In the first six months of 2026, the crypto industry lost $1.32 billion to security incidents, down 46.8% year over year, according to a CertiK report.
The CertiK Hack3d: H1 2026 Report is out.
At first glance, losses appear down 46.8%.
But the numbers can be misleading.
Remove one historic outlier, and H1 2026 losses were actually ~28% higher than the comparable period a year earlier.
The report explores the trends behind… pic.twitter.com/JZBabW6nzO
— CertiK (@CertiK) July 6, 2026
Analysts noted that the comparison with 2025 is skewed by the $1.4 billion Bybit hack. Without it, the decline would look less pronounced.
Attacks are becoming more targeted, and losses per major incident are rising, the company said. In the second quarter of 2026, losses rose 59% from the previous quarter to $807.5 million.

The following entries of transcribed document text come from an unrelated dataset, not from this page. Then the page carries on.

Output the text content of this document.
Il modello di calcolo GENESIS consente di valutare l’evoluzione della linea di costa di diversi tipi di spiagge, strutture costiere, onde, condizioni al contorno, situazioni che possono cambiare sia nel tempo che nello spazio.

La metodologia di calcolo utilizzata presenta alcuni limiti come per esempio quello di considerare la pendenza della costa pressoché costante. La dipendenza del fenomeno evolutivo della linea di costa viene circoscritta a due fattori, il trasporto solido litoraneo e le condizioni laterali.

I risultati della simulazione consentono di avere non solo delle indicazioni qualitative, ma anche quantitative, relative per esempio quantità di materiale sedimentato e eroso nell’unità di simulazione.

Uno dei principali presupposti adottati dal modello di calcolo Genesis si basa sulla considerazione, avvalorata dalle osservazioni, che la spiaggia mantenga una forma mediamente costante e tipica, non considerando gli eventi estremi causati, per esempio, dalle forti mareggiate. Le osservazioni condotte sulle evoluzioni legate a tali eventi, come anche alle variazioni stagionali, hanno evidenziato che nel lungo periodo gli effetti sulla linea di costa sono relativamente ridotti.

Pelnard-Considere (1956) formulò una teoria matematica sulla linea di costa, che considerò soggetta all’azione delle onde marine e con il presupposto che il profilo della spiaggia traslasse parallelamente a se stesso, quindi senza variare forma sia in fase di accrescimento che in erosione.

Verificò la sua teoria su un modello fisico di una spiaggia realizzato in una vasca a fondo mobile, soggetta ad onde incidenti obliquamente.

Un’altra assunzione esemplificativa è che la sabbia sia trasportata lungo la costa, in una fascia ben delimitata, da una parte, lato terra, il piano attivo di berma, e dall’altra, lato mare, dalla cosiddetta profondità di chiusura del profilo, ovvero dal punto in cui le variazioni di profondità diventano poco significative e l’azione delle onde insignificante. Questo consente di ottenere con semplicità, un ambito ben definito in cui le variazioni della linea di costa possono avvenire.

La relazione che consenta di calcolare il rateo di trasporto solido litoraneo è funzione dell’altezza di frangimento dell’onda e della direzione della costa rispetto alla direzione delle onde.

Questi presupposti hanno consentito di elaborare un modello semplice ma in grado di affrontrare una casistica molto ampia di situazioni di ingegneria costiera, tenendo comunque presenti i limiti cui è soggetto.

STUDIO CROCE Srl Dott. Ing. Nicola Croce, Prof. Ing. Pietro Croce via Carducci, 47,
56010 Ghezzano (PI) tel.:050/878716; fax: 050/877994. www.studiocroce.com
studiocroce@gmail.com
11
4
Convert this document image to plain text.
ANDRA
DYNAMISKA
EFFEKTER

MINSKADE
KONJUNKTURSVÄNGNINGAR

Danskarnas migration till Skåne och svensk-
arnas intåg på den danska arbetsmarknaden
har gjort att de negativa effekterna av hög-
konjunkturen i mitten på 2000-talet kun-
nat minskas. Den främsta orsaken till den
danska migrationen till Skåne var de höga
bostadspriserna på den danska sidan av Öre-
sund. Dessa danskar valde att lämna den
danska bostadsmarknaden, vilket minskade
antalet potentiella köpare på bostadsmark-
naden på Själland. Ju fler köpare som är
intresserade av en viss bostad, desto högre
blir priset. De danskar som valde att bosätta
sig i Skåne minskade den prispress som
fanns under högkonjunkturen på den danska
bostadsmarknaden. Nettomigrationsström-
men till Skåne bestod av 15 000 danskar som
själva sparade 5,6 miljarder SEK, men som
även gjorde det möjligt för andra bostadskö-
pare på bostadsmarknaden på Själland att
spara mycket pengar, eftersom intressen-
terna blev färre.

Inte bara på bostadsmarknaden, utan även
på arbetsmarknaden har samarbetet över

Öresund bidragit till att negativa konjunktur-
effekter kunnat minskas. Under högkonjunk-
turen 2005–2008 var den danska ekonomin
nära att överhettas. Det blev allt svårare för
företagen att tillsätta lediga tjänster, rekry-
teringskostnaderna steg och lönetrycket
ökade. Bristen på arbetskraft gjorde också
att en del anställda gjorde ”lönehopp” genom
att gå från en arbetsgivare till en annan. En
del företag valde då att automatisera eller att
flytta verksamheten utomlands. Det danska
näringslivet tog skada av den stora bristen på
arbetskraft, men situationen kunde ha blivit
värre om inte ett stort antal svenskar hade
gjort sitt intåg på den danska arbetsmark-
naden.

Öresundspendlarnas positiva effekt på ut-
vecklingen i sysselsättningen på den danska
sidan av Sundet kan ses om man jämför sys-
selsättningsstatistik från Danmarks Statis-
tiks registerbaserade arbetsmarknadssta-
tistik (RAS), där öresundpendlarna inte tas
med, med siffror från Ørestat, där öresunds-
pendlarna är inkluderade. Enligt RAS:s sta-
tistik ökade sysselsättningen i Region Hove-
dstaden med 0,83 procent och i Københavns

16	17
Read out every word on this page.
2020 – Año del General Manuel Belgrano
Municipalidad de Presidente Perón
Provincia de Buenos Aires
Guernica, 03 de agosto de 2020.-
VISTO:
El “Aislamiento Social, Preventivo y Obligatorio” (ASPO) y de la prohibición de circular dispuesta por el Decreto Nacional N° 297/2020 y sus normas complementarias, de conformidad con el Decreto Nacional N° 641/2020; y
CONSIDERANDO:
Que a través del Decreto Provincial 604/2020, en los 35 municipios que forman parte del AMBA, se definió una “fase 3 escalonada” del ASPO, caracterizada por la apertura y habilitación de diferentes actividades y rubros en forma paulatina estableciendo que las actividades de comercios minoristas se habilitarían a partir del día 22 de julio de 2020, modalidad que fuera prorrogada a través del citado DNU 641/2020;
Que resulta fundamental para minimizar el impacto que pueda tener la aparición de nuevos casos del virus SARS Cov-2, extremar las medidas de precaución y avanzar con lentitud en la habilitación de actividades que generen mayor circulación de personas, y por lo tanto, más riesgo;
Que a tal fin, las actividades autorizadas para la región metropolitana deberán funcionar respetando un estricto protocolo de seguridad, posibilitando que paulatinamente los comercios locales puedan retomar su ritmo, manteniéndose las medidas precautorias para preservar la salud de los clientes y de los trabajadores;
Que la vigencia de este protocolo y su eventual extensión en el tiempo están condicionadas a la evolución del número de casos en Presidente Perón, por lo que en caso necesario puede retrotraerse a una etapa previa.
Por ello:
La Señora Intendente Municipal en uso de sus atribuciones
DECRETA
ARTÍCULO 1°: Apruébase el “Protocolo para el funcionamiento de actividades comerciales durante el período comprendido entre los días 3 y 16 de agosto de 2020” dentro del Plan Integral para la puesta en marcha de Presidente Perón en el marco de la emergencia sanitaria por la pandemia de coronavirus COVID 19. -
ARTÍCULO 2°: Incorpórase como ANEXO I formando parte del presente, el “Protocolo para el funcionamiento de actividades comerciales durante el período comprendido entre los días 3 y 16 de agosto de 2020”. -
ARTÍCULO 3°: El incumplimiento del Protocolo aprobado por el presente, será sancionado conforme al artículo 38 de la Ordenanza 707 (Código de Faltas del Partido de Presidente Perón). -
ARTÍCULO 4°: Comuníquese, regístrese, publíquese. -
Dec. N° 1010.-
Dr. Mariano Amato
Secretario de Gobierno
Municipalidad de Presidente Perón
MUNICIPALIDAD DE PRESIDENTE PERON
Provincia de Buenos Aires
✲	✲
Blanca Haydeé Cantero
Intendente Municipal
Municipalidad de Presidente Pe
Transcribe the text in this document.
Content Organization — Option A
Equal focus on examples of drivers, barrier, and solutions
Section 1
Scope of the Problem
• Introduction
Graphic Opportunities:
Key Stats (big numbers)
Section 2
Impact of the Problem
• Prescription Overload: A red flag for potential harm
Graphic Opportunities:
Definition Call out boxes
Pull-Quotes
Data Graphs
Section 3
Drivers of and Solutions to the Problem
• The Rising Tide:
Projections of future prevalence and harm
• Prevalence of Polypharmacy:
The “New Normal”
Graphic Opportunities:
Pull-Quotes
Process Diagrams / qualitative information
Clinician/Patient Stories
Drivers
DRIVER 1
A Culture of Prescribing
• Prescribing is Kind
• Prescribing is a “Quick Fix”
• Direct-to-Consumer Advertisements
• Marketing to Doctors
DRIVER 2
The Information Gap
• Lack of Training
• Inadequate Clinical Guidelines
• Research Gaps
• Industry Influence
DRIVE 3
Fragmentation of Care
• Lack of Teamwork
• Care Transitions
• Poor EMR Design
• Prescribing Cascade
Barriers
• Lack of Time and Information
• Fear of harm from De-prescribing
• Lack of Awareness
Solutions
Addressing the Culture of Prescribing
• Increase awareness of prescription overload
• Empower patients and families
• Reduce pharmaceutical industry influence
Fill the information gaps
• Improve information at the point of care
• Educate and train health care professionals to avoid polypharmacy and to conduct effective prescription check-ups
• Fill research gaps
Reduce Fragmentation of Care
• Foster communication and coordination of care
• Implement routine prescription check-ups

The main contributors to the rise in second-quarter losses were attacks on KelpDAO and Drift Protocol. CertiK said they accounted for more than 70% of the quarter’s losses.

Analysts said phishing was the largest source of losses in the first quarter. In the second quarter, wallet compromises led. Some large incidents, including Drift, may have combined social engineering and hijacking of administrative processes rather than simple key theft.
CertiK recommended strengthening the security of hardware infrastructure, signature management, and fund access procedures. Measures included protecting private keys, distributing signers across different jurisdictions, and adding controls for large transfers.
TRM Labs estimated first-half crypto industry losses lower, at $972 million. That is less than half of the $2.3 billion in the same period of 2025. The difference may be explained by CertiK counting a broader set of Web3 security incidents, including hacks, scams, and exploits.
According to TRM Labs, there were 207 separate incidents over six months — a record for a half-year period in its tracking. Most cases were smart contract hacks — 125 attacks, or about 60% of the total.

However, the largest losses stemmed from infrastructure and operational compromises. Such attacks accounted for about 15% of incidents but roughly 76% of total losses. Analysts included compromises of private keys, credentials, transaction-signing systems, and other infrastructure that governs access to funds.
TRM Labs estimated that DPRK-linked groups were responsible for stealing about $643 million, or around 66% of all funds stolen in the first half of 2026. According to CertiK, North Korean hackers were behind the attacks on KelpDAO and Drift Protocol.
On June 25–26, delegations from the United States, Japan, and South Korea discussed countering DPRK cyber activity in Washington. The agenda included cryptocurrency thefts, money laundering, schemes involving IT workers, and other revenue channels. The State Department said the countries intend to step up coordination against such schemes because they help finance Pyongyang’s programs, including the development of weapons of mass destruction and ballistic missiles.
In June, analysts at Unfolded and DeFiLlama called the second quarter of 2026 a record by number of incidents: 83 hacks with total losses of $755.3 million.